School of Education
Doctor of Education (EdD)
African American College Students, Bible College, Nontraditional Students, Persistence, Undergraduate Students
Education | Educational Assessment, Evaluation, and Research | Educational Psychology | Higher Education | Religion
Phillips, Rodney, "A Phenomenological Study Exploring Factors that Contribute to Academic Persistence for Nontraditional Undergraduate African American Male Degree-Completers from Bible Colleges in the Southeast" (2016). Doctoral Dissertations and Projects. 1316.
The purpose of this hermeneutic phenomenological study was to understand factors that contribute to college persistence for nontraditional undergraduate African American male four-year degree completers from select evangelical Bible colleges in the southeastern United States.

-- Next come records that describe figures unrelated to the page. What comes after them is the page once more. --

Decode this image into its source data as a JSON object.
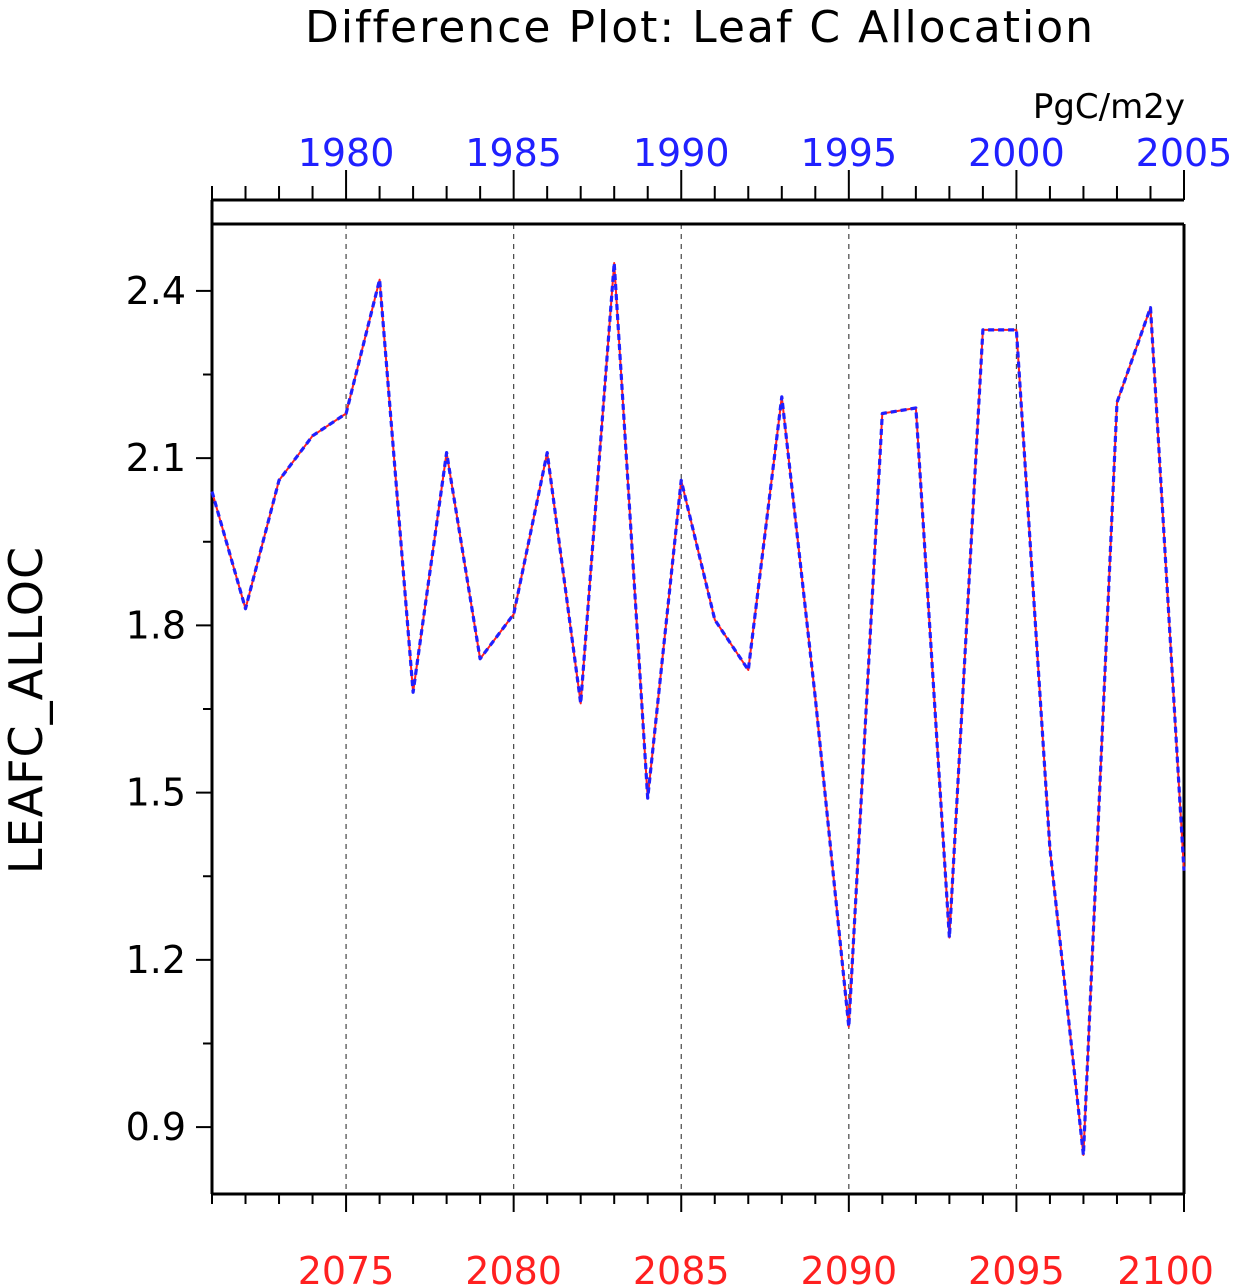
{
  "chart_data": {
    "type": "line",
    "title": "Difference Plot: Leaf C Allocation",
    "units": "PgC/m2y",
    "ylabel": "LEAFC_ALLOC",
    "ylim": [
      0.78,
      2.52
    ],
    "yticks": [
      0.9,
      1.2,
      1.5,
      1.8,
      2.1,
      2.4
    ],
    "ytick_labels": [
      "0.9",
      "1.2",
      "1.5",
      "1.8",
      "2.1",
      "2.4"
    ],
    "grid": "vertical dashed at labeled years",
    "x_bottom": {
      "color": "#ff2020",
      "range": [
        2071,
        2100
      ],
      "tick_values": [
        2075,
        2080,
        2085,
        2090,
        2095,
        2100
      ],
      "tick_labels": [
        "2075",
        "2080",
        "2085",
        "2090",
        "2095",
        "2100"
      ]
    },
    "x_top": {
      "color": "#2020ff",
      "range": [
        1976,
        2005
      ],
      "tick_values": [
        1980,
        1985,
        1990,
        1995,
        2000,
        2005
      ],
      "tick_labels": [
        "1980",
        "1985",
        "1990",
        "1995",
        "2000",
        "2005"
      ]
    },
    "x": [
      2071,
      2072,
      2073,
      2074,
      2075,
      2076,
      2077,
      2078,
      2079,
      2080,
      2081,
      2082,
      2083,
      2084,
      2085,
      2086,
      2087,
      2088,
      2089,
      2090,
      2091,
      2092,
      2093,
      2094,
      2095,
      2096,
      2097,
      2098,
      2099,
      2100
    ],
    "series": [
      {
        "color": "#ff2020",
        "style": "solid",
        "values": [
          2.04,
          1.83,
          2.06,
          2.14,
          2.18,
          2.42,
          1.68,
          2.11,
          1.74,
          1.82,
          2.11,
          1.66,
          2.45,
          1.49,
          2.06,
          1.81,
          1.72,
          2.21,
          1.67,
          1.08,
          2.18,
          2.19,
          1.24,
          2.33,
          2.33,
          1.4,
          0.85,
          2.2,
          2.37,
          1.36
        ]
      },
      {
        "color": "#2020ff",
        "style": "dashed",
        "values": [
          2.04,
          1.83,
          2.06,
          2.14,
          2.18,
          2.42,
          1.68,
          2.11,
          1.74,
          1.82,
          2.11,
          1.66,
          2.45,
          1.49,
          2.06,
          1.81,
          1.72,
          2.21,
          1.67,
          1.08,
          2.18,
          2.19,
          1.24,
          2.33,
          2.33,
          1.4,
          0.85,
          2.2,
          2.37,
          1.36
        ]
      }
    ]
  }
}
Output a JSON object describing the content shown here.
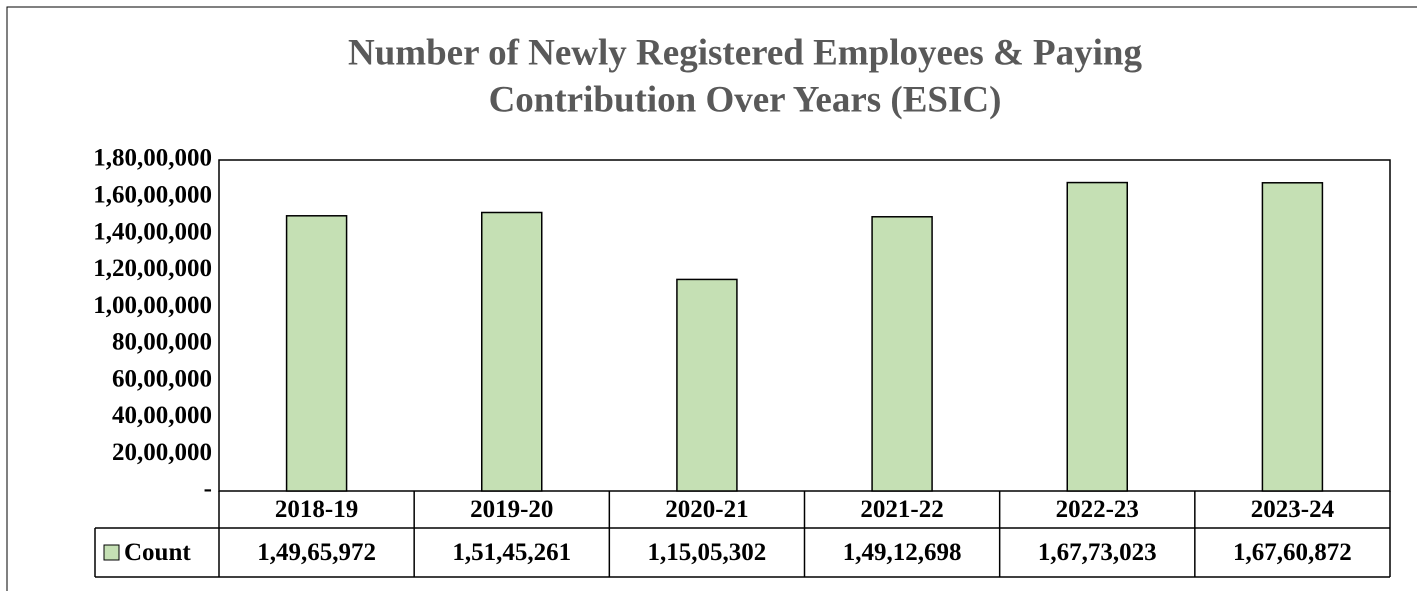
{
  "chart_data": {
    "type": "bar",
    "title": [
      "Number of Newly Registered Employees & Paying",
      "Contribution Over Years  (ESIC)"
    ],
    "categories": [
      "2018-19",
      "2019-20",
      "2020-21",
      "2021-22",
      "2022-23",
      "2023-24"
    ],
    "series": [
      {
        "name": "Count",
        "color": "#c5e0b4",
        "values": [
          14965972,
          15145261,
          11505302,
          14912698,
          16773023,
          16760872
        ],
        "value_labels": [
          "1,49,65,972",
          "1,51,45,261",
          "1,15,05,302",
          "1,49,12,698",
          "1,67,73,023",
          "1,67,60,872"
        ]
      }
    ],
    "ylim": [
      0,
      18000000
    ],
    "yticks": [
      {
        "value": 0,
        "label": "-"
      },
      {
        "value": 2000000,
        "label": "20,00,000"
      },
      {
        "value": 4000000,
        "label": "40,00,000"
      },
      {
        "value": 6000000,
        "label": "60,00,000"
      },
      {
        "value": 8000000,
        "label": "80,00,000"
      },
      {
        "value": 10000000,
        "label": "1,00,00,000"
      },
      {
        "value": 12000000,
        "label": "1,20,00,000"
      },
      {
        "value": 14000000,
        "label": "1,40,00,000"
      },
      {
        "value": 16000000,
        "label": "1,60,00,000"
      },
      {
        "value": 18000000,
        "label": "1,80,00,000"
      }
    ],
    "grid": false
  }
}
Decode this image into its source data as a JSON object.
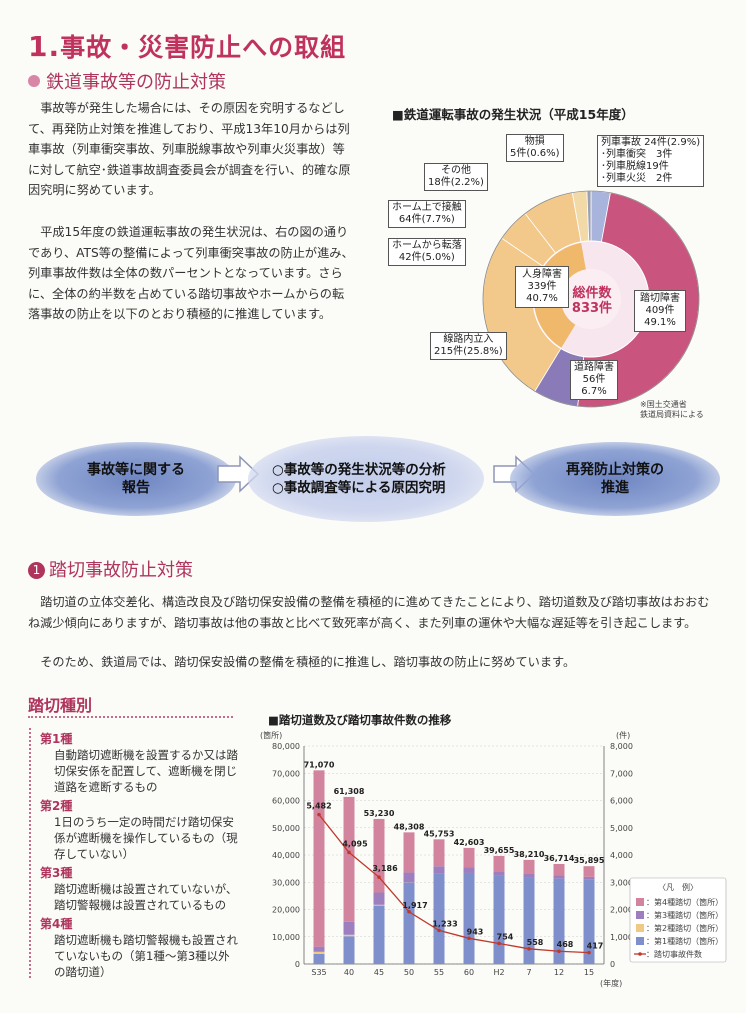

An ecological and adult resiliency theoretical framework guided the research. Three research questions framed this study: (a) How do nontraditional undergraduate African American male four-year degree completers from select evangelical Bible colleges describe persistence? (b) What type of experiences do participants understand as having contributed to their persistence at Bible colleges? (c) What specific factors do participants identify as having contributed to their persistence at Bible colleges? Data collection included a demographic survey, interviews, journaling, and focus groups. Data analysis combined memoing and constant comparative analysis to facilitate a hermeneutic interpretation of the essence of the participants’ experiences. The findings indicate that spiritual formation, the Bible college experience, Christian service formation, a family support network, and a local church connection all play a vital role in the persistence behaviors of this population. This study mirrored Arbelo-Marrero’s (2013) research of nontraditional Hispanic students within Hispanic Serving Institutions.